Publication year - 1993
Publication title -
british journal of pharmacology
Language(s) - English
Resource type - Journals
SCImago Journal Rank - 2.432
H-Index - 211
eISSN - 1476-5381
pISSN - 0007-1188
DOI - 10.1111/j.1476-5381.1993.tb13514.x
Subject(s) - pharmacokinetics , pharmacology , glycine , chemistry , metabolite , cerebrospinal fluid , active metabolite , prodrug , endocrinology , medicine , biochemistry , amino acid
1 The kinetics and metabolism of milacemide have been studied in an animal model which allows the simultaneous investigation of the temporal inter‐relationships of drugs and metabolites in blood (pharmacokinetics) and cerebrospinal fluid (CSF, neuropharmacokinetics) in individual freely moving rats. 2 Milacemide dose‐dependently increased CSF glycine and glycinamide (intermediary metabolite) concentrations. This confirms that milacemide is a CNS glycine prodrug. 3 Pretreatment with l ‐deprenyl (2 mg kg −1 ), a specific inhibitor of monoamine oxidase type B (MAO‐B), almost completely prevented the formation of glycinamide and increased milacemide accumulation in CSF. T max and t 1/2 were significantly increased and C max and AUC values were decreased for glycinamide compared to controls. Pretreatment with clorgyline (5 mg kg −1 ), a specific inhibitor of MAO‐type A, only moderately decreased glycinamide C max and AUC values. 4 After milacemide administration (100, 200 and 400 mg kg −1 , i.p.) serum and CSF milacemide concentrations rose linearly and dose‐dependently. Serum glycinamide concentrations exhibited small dose‐dependent rises but these were not linearly related.
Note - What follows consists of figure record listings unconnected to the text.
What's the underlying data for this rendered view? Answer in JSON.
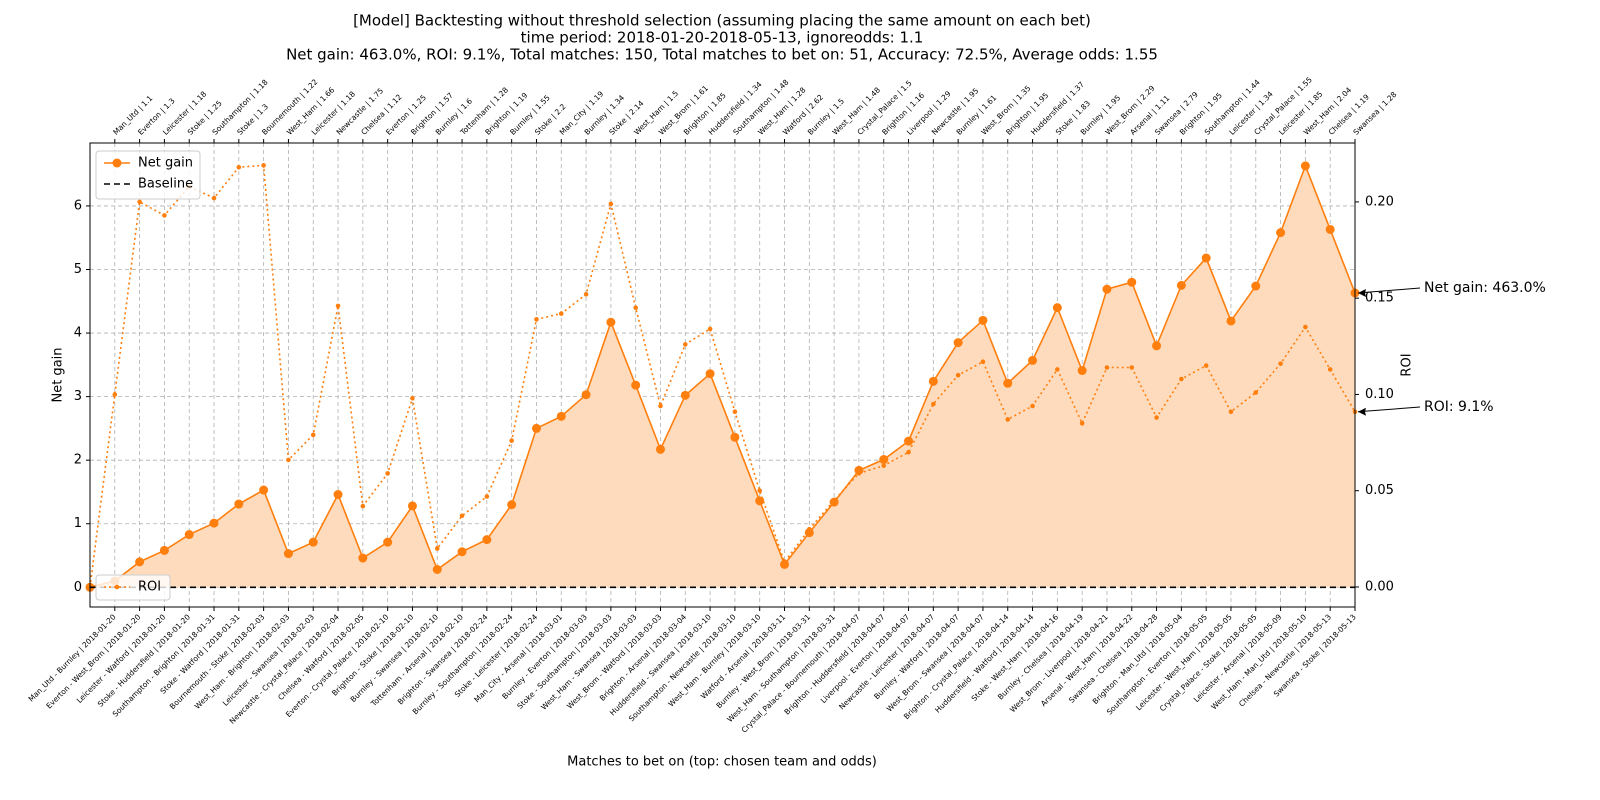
{
  "chart_data": {
    "type": "line",
    "title": [
      "[Model] Backtesting without threshold selection (assuming placing the same amount on each bet)",
      "time period: 2018-01-20-2018-05-13, ignoreodds: 1.1",
      "Net gain: 463.0%, ROI: 9.1%, Total matches: 150, Total matches to bet on: 51, Accuracy: 72.5%, Average odds: 1.55"
    ],
    "xlabel": "Matches to bet on (top: chosen team and odds)",
    "ylabel": "Net gain",
    "y2label": "ROI",
    "x": [
      0,
      1,
      2,
      3,
      4,
      5,
      6,
      7,
      8,
      9,
      10,
      11,
      12,
      13,
      14,
      15,
      16,
      17,
      18,
      19,
      20,
      21,
      22,
      23,
      24,
      25,
      26,
      27,
      28,
      29,
      30,
      31,
      32,
      33,
      34,
      35,
      36,
      37,
      38,
      39,
      40,
      41,
      42,
      43,
      44,
      45,
      46,
      47,
      48,
      49,
      50,
      51
    ],
    "categories": [
      null,
      "Man_Utd - Burnley | 2018-01-20",
      "Everton - West_Brom | 2018-01-20",
      "Leicester - Watford | 2018-01-20",
      "Stoke - Huddersfield | 2018-01-20",
      "Southampton - Brighton | 2018-01-31",
      "Stoke - Watford | 2018-01-31",
      "Bournemouth - Stoke | 2018-02-03",
      "West_Ham - Brighton | 2018-02-03",
      "Leicester - Swansea | 2018-02-03",
      "Newcastle - Crystal_Palace | 2018-02-04",
      "Chelsea - Watford | 2018-02-05",
      "Everton - Crystal_Palace | 2018-02-10",
      "Brighton - Stoke | 2018-02-10",
      "Burnley - Swansea | 2018-02-10",
      "Tottenham - Arsenal | 2018-02-10",
      "Brighton - Swansea | 2018-02-24",
      "Burnley - Southampton | 2018-02-24",
      "Stoke - Leicester | 2018-02-24",
      "Man_City - Arsenal | 2018-03-01",
      "Burnley - Everton | 2018-03-03",
      "Stoke - Southampton | 2018-03-03",
      "West_Ham - Swansea | 2018-03-03",
      "West_Brom - Watford | 2018-03-03",
      "Brighton - Arsenal | 2018-03-04",
      "Huddersfield - Swansea | 2018-03-10",
      "Southampton - Newcastle | 2018-03-10",
      "West_Ham - Burnley | 2018-03-10",
      "Watford - Arsenal | 2018-03-11",
      "Burnley - West_Brom | 2018-03-31",
      "West_Ham - Southampton | 2018-03-31",
      "Crystal_Palace - Bournemouth | 2018-04-07",
      "Brighton - Huddersfield | 2018-04-07",
      "Liverpool - Everton | 2018-04-07",
      "Newcastle - Leicester | 2018-04-07",
      "Burnley - Watford | 2018-04-07",
      "West_Brom - Swansea | 2018-04-07",
      "Brighton - Crystal_Palace | 2018-04-14",
      "Huddersfield - Watford | 2018-04-14",
      "Stoke - West_Ham | 2018-04-16",
      "Burnley - Chelsea | 2018-04-19",
      "West_Brom - Liverpool | 2018-04-21",
      "Arsenal - West_Ham | 2018-04-22",
      "Swansea - Chelsea | 2018-04-28",
      "Brighton - Man_Utd | 2018-05-04",
      "Southampton - Everton | 2018-05-05",
      "Leicester - West_Ham | 2018-05-05",
      "Crystal_Palace - Stoke | 2018-05-05",
      "Leicester - Arsenal | 2018-05-09",
      "West_Ham - Man_Utd | 2018-05-10",
      "Chelsea - Newcastle | 2018-05-13",
      "Swansea - Stoke | 2018-05-13"
    ],
    "top_categories": [
      null,
      "Man_Utd | 1.1",
      "Everton | 1.3",
      "Leicester | 1.18",
      "Stoke | 1.25",
      "Southampton | 1.18",
      "Stoke | 1.3",
      "Bournemouth | 1.22",
      "West_Ham | 1.66",
      "Leicester | 1.18",
      "Newcastle | 1.75",
      "Chelsea | 1.12",
      "Everton | 1.25",
      "Brighton | 1.57",
      "Burnley | 1.6",
      "Tottenham | 1.28",
      "Brighton | 1.19",
      "Burnley | 1.55",
      "Stoke | 2.2",
      "Man_City | 1.19",
      "Burnley | 1.34",
      "Stoke | 2.14",
      "West_Ham | 1.5",
      "West_Brom | 1.61",
      "Brighton | 1.85",
      "Huddersfield | 1.34",
      "Southampton | 1.48",
      "West_Ham | 1.28",
      "Watford | 2.62",
      "Burnley | 1.5",
      "West_Ham | 1.48",
      "Crystal_Palace | 1.5",
      "Brighton | 1.16",
      "Liverpool | 1.29",
      "Newcastle | 1.95",
      "Burnley | 1.61",
      "West_Brom | 1.35",
      "Brighton | 1.95",
      "Huddersfield | 1.37",
      "Stoke | 1.83",
      "Burnley | 1.95",
      "West_Brom | 2.29",
      "Arsenal | 1.11",
      "Swansea | 2.79",
      "Brighton | 1.95",
      "Southampton | 1.44",
      "Leicester | 1.34",
      "Crystal_Palace | 1.55",
      "Leicester | 1.85",
      "West_Ham | 2.04",
      "Chelsea | 1.19",
      "Swansea | 1.28"
    ],
    "series": [
      {
        "name": "Net gain",
        "color": "#ff7f0e",
        "fill": "#ffdbbd",
        "marker": "circle",
        "linestyle": "solid",
        "values": [
          0,
          0.1,
          0.4,
          0.58,
          0.83,
          1.01,
          1.31,
          1.53,
          0.53,
          0.71,
          1.46,
          0.46,
          0.71,
          1.28,
          0.28,
          0.56,
          0.75,
          1.3,
          2.5,
          2.69,
          3.03,
          4.17,
          3.18,
          2.17,
          3.02,
          3.36,
          2.36,
          1.36,
          0.36,
          0.86,
          1.34,
          1.84,
          2.01,
          2.3,
          3.24,
          3.85,
          4.2,
          3.21,
          3.57,
          4.4,
          3.41,
          4.69,
          4.8,
          3.8,
          4.75,
          5.18,
          4.19,
          4.74,
          5.58,
          6.63,
          5.63,
          4.63
        ]
      },
      {
        "name": "ROI",
        "color": "#ff7f0e",
        "axis": "y2",
        "marker": "dot",
        "linestyle": "dotted",
        "values": [
          0,
          0.1,
          0.2,
          0.193,
          0.208,
          0.202,
          0.218,
          0.219,
          0.066,
          0.079,
          0.146,
          0.042,
          0.059,
          0.098,
          0.02,
          0.037,
          0.047,
          0.076,
          0.139,
          0.142,
          0.152,
          0.199,
          0.145,
          0.094,
          0.126,
          0.134,
          0.091,
          0.05,
          0.013,
          0.03,
          0.045,
          0.059,
          0.063,
          0.07,
          0.095,
          0.11,
          0.117,
          0.087,
          0.094,
          0.113,
          0.085,
          0.114,
          0.114,
          0.088,
          0.108,
          0.115,
          0.091,
          0.101,
          0.116,
          0.135,
          0.113,
          0.091
        ]
      }
    ],
    "baseline": {
      "name": "Baseline",
      "value": 0,
      "color": "#000000",
      "linestyle": "dashed"
    },
    "annotations": [
      {
        "text": "Net gain: 463.0%",
        "series": 0
      },
      {
        "text": "ROI: 9.1%",
        "series": 1
      }
    ],
    "xlim": [
      0,
      51
    ],
    "ylim": [
      -0.31,
      6.99
    ],
    "yticks": [
      0,
      1,
      2,
      3,
      4,
      5,
      6
    ],
    "y2lim": [
      -0.0104,
      0.2306
    ],
    "y2ticks": [
      {
        "value": 0,
        "label": "0.00"
      },
      {
        "value": 0.05,
        "label": "0.05"
      },
      {
        "value": 0.1,
        "label": "0.10"
      },
      {
        "value": 0.15,
        "label": "0.15"
      },
      {
        "value": 0.2,
        "label": "0.20"
      }
    ],
    "grid": true
  }
}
In contrast, CSF glycinamide concentrations rose linearly and dose‐dependently with C max values 2.5, 3.2 and 4.1 times greater than the corresponding values for serum glycinamide after giving 100, 200 and 400 mg kg −1 respectively of milacemide. 5 Serum glycine concentrations were unaffected but CSF concentrations increased dose‐dependently and these were significant at the higher milacemide doses (200 and 400 mg kg −1 ). Animals given 400 mg kg −1 milacemide had glycine values which were still significantly elevated 7 h later. 6 In conclusion, serum milacemide rapidly enters and equilibrates with the CNS compartment where it is metabolised primarily by MAO‐B to glycinamide and finally to glycine. Metabolism in the peripheral compartment is negligible.